Realtor Experience and Advice
Will Webber is an agent with Keller Williams in Delaware and incredibly familiar with working holidays as a Realtor. On his blog, he writes:
I expect with my 600-plus transactions over the course of 25 years, I have sold homes on every day of the year. I collected final signatures for a transaction on Mother’s Day. I sold two homes during one single Thanksgiving weekend. One year I was showing homes on Christmas Eve and we closed the deal on Christmas day. I sold two homes by noon on Easter Sunday. I have an open house scheduled for Labor Day Sunday, and I am working on Monday because most people are off.
In an article for Realtor.com, Linda Kemp, a Realtor in Illinois, states:
“It’s my experience, both personal and professional, that buyers who are looking at homes during this time of year are serious buyers indeed,” she said. “I have watched homes sell right before Christmas. In fact, a few years back, one of my clients sold their home on New Year’s Eve with the buyers signing a contract right there on the spot.”
In this same post, Los Angeles Realtor Lee Dworshak continues:
“Experience tells us that only the truly motivated home buyers and sellers are the ones who will be out there over the holiday season. While most folks close their doors just before Thanksgiving and don’t open them again until mid January, the folks that are willing to give of their time and perform the due diligence required during this period are really serious about buying or selling.”

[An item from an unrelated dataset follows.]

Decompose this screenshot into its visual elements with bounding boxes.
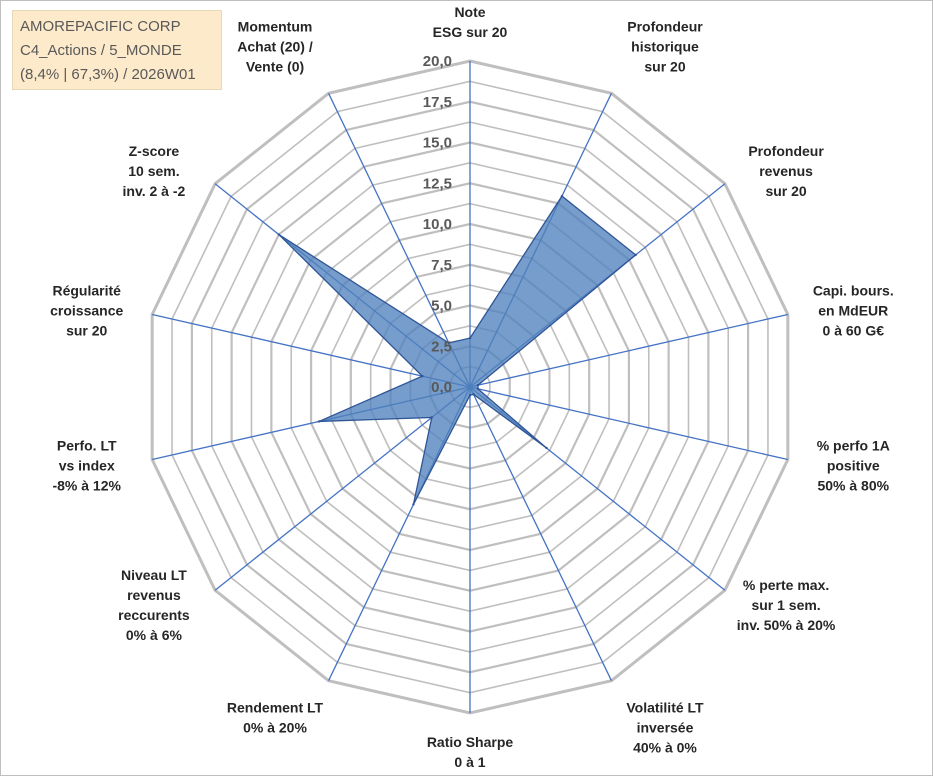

If you do find yourself working holidays as a Realtor, make sure you’re not wasting your time. Ensure that the buyers you’re taking around to showings have been pre-approved and that sellers are willing to cooperate with showing times. Taking the holidays off may sound tempting, but it could lose you a grip of money in commission. Therefore, always consider the pros and cons of every transaction that may coincide with a holiday thoroughly before coming to a conclusion.